Differentiation of multipotent human skin-derived precursors towards hepatic stellate cell-like cells for modelling liver fibrosis in vitro

Recently, our group showed that hepatic progenitor-like cells derived from multipotent human skin-derived precursors (hSKPs) are valuable for testing of hepatocyte-specific anti-NASH effects of PPAR agonists. However, advanced NASH is often associated with the development of liver fibrosis, a process in which hepatic stellate cells (HSCs) play a pivotal role. Yet, testing of anti-fibrotic drugs is hampered by a lack of adequate human-relevant preclinical models. Here, we apply a publicly available protocol for generation of HSC-like cells from induced pluripotent stem cells (Coll et al. 2018) on hSKPs to differentiate these cells towards hepatic stellate cell-like cells (hSKP-HSCs). Further, we investigate whether the obtained cells can be activated and if these cells respond to the PPAR-α/δ agonist elafibranor.
According to the protocol of Coll et al., hSKPs were sequentially exposed in vitro to BMP4, FGF1, FGF3 (all 20 ng/ml), retinol (5 µM) and palmitic acid (100 µM) for 12 days, rendering hSKP-HSCs. At the end of the differentiation, hSKP-HSCs were exposed for 24 hours to TGF-β (10 ng/ml) with and without elafibranor at subcytotoxic concentration (30 µM). Expression of HSC markers was measured using RT-qPCR and compared to levels in the commercially available human immortalized hepatic stellate cell line LX-2. Protein expression was evaluated using immunocytochemistry.

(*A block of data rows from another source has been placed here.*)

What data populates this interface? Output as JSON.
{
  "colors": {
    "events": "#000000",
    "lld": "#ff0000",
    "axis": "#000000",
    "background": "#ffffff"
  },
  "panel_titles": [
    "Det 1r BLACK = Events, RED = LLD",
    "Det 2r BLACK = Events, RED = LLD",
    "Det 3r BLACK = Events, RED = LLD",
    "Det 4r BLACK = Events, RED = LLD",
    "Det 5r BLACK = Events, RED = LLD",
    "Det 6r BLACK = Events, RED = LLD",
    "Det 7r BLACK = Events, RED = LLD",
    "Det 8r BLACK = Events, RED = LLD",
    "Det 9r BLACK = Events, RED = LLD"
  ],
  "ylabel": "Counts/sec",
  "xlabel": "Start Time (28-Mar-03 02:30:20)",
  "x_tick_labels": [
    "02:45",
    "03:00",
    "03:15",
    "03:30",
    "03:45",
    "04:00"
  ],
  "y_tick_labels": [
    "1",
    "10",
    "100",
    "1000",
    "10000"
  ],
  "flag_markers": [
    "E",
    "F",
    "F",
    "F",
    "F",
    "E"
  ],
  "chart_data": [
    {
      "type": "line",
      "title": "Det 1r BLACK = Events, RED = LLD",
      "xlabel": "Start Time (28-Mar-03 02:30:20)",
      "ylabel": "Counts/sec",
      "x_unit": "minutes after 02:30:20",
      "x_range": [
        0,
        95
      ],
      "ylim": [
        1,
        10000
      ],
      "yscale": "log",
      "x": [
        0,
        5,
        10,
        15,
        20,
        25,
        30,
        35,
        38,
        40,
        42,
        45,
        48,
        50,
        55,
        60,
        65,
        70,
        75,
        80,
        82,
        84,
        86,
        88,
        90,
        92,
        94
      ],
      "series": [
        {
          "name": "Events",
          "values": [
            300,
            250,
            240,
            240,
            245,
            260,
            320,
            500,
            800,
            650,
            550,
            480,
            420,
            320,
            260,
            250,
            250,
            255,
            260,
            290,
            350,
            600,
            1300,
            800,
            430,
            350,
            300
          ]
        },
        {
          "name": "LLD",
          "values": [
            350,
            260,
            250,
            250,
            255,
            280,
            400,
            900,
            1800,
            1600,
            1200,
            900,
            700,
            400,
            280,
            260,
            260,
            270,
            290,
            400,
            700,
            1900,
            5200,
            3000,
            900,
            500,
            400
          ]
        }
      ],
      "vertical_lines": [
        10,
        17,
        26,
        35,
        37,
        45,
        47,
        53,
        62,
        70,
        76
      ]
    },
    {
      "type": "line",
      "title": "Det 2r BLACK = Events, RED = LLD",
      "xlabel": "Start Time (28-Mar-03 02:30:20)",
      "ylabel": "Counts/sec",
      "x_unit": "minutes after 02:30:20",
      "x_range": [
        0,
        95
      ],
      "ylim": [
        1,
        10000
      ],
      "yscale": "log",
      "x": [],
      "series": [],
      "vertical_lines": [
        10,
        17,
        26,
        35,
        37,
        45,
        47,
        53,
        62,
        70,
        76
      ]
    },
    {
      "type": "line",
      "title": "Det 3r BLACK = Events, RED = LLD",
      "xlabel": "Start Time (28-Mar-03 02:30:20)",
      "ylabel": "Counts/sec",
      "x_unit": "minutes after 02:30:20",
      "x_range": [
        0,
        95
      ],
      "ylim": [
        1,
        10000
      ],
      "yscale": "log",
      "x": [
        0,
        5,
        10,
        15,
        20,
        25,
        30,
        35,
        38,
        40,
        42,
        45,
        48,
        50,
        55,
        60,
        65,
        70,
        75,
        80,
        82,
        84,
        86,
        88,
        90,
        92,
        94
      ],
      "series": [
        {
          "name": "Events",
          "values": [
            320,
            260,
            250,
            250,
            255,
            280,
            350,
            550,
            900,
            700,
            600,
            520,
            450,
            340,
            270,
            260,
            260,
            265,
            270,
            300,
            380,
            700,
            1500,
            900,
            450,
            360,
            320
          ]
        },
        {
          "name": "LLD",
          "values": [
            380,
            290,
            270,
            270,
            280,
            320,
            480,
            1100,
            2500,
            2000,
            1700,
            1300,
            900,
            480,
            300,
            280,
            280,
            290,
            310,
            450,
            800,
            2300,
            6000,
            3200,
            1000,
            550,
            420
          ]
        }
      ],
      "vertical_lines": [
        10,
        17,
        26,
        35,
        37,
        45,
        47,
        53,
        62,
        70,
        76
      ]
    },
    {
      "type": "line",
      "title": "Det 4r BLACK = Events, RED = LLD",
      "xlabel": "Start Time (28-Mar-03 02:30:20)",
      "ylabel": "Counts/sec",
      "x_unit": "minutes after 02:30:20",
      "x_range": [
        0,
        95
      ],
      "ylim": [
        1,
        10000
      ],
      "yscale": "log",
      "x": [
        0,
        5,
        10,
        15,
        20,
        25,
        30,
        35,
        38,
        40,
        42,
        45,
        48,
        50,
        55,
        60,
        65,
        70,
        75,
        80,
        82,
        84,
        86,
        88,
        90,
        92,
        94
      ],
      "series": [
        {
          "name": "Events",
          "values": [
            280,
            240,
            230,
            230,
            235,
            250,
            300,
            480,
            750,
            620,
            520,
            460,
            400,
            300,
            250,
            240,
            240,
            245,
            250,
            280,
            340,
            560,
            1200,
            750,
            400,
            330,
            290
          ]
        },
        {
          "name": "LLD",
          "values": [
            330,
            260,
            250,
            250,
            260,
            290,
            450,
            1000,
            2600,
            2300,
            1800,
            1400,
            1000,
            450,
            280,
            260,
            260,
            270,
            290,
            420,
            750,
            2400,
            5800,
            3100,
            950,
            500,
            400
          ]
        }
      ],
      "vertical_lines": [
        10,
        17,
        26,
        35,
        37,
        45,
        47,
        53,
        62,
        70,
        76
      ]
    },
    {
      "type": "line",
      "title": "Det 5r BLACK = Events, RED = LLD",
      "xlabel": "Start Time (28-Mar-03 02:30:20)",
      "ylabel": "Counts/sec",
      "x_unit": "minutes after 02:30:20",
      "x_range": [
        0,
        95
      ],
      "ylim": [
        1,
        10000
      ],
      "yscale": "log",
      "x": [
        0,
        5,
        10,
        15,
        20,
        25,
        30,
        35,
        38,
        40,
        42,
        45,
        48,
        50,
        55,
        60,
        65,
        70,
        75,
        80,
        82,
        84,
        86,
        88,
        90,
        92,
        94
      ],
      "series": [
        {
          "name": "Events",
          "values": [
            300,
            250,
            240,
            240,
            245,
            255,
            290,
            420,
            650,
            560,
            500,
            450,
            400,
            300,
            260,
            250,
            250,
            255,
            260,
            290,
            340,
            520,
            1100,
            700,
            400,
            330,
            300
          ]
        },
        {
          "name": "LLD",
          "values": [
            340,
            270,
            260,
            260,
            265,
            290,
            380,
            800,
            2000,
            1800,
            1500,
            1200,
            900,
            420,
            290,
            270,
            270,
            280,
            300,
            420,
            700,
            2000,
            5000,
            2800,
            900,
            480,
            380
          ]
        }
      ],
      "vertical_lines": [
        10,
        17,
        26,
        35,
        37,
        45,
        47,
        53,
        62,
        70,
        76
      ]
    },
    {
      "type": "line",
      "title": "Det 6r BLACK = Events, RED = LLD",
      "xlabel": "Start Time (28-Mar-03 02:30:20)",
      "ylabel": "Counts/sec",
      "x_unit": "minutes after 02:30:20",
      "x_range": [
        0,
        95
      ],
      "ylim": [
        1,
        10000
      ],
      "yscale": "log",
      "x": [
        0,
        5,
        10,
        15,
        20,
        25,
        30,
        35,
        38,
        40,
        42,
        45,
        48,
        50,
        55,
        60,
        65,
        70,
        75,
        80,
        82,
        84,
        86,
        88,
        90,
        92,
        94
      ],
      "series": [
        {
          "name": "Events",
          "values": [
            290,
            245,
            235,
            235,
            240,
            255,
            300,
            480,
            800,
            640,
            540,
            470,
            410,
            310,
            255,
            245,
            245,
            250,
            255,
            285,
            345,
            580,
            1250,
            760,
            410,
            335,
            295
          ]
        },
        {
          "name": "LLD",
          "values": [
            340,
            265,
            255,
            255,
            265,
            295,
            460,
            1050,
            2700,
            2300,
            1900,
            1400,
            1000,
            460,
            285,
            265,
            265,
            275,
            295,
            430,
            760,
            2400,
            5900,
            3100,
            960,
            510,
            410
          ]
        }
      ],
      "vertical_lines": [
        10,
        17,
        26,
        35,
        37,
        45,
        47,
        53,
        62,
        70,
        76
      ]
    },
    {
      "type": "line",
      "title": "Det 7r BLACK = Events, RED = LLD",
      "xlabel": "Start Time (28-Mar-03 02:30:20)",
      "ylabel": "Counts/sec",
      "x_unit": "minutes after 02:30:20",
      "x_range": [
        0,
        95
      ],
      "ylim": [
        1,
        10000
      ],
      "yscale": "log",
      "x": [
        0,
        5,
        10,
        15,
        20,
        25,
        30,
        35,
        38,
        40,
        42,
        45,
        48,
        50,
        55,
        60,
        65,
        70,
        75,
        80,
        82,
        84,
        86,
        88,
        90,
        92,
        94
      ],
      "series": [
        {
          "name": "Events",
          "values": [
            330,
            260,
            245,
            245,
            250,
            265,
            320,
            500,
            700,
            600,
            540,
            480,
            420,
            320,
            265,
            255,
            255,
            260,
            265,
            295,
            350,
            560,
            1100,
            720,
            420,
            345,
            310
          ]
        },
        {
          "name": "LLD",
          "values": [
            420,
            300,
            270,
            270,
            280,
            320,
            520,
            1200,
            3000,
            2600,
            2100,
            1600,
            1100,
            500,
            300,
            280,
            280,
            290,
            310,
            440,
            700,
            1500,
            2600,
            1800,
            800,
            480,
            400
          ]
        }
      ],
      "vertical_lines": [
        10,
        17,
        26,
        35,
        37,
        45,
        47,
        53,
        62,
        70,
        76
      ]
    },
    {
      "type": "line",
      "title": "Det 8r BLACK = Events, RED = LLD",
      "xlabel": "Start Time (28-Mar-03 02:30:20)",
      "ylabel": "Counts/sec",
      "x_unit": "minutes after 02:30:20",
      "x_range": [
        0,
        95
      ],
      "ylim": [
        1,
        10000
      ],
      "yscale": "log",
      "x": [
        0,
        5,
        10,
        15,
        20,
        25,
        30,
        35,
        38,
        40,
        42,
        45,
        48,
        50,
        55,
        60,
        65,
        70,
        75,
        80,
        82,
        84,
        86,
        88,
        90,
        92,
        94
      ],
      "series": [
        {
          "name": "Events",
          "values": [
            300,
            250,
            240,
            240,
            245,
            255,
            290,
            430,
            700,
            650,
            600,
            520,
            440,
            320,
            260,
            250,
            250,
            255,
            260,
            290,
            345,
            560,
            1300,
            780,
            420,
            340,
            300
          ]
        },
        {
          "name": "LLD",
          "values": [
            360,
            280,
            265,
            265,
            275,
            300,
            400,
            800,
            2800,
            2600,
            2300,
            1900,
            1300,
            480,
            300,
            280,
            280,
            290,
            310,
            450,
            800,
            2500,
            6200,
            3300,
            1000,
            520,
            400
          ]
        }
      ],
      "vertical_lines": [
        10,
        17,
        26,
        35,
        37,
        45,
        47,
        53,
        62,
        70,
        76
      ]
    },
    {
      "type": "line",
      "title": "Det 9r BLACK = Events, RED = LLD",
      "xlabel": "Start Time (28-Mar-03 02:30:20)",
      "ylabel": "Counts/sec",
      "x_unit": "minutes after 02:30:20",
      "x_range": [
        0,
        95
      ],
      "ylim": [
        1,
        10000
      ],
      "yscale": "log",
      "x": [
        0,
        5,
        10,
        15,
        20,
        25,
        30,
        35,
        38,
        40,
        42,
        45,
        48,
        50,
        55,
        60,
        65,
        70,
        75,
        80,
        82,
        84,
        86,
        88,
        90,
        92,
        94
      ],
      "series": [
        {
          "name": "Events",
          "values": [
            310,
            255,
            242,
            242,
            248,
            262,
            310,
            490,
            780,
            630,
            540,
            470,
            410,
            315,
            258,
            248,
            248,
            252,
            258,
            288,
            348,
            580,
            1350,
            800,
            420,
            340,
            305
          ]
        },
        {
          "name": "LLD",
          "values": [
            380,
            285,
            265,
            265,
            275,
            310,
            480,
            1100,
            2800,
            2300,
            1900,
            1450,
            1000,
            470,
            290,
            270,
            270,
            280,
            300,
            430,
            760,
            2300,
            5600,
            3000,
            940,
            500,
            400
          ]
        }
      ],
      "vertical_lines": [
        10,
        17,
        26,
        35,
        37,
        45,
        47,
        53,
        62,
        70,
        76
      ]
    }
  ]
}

Differentiation results in star-shaped cells and upregulation of the submesothelial HSC-progenitor marker ALCAM and also of key genes involved in intermediate filament formation (DES) and vitamin A metabolism (LRAT) to levels approaching or exceeding those in LX-2 cells. In addition, hSKP-HSCs express PDGFRβ, a membrane marker of HSCs. Activation of hSKP-HSCs by TGF-β could be demonstrated by upregulation of pro-fibrotic genes ACTA2, COL1A1 and LOXL2. As proof-of-principle, concomitant exposure to elafibranor leads to repression of the aforementioned genes.
In conclusion, hSKPs hold potential to differentiate towards HSC-like cells, expressing specific HSC markers. Upregulation of activation markers upon exposure to TGF-β indicates that hSKP-HSCs respond to pro-fibrotic stimuli. Furthermore, the activated hSKP-HSCs respond to elafibranor, suggesting future possibilities for preclinical drug testing. Nevertheless, further in-depth characterization of hSKP-HSCs is necessary.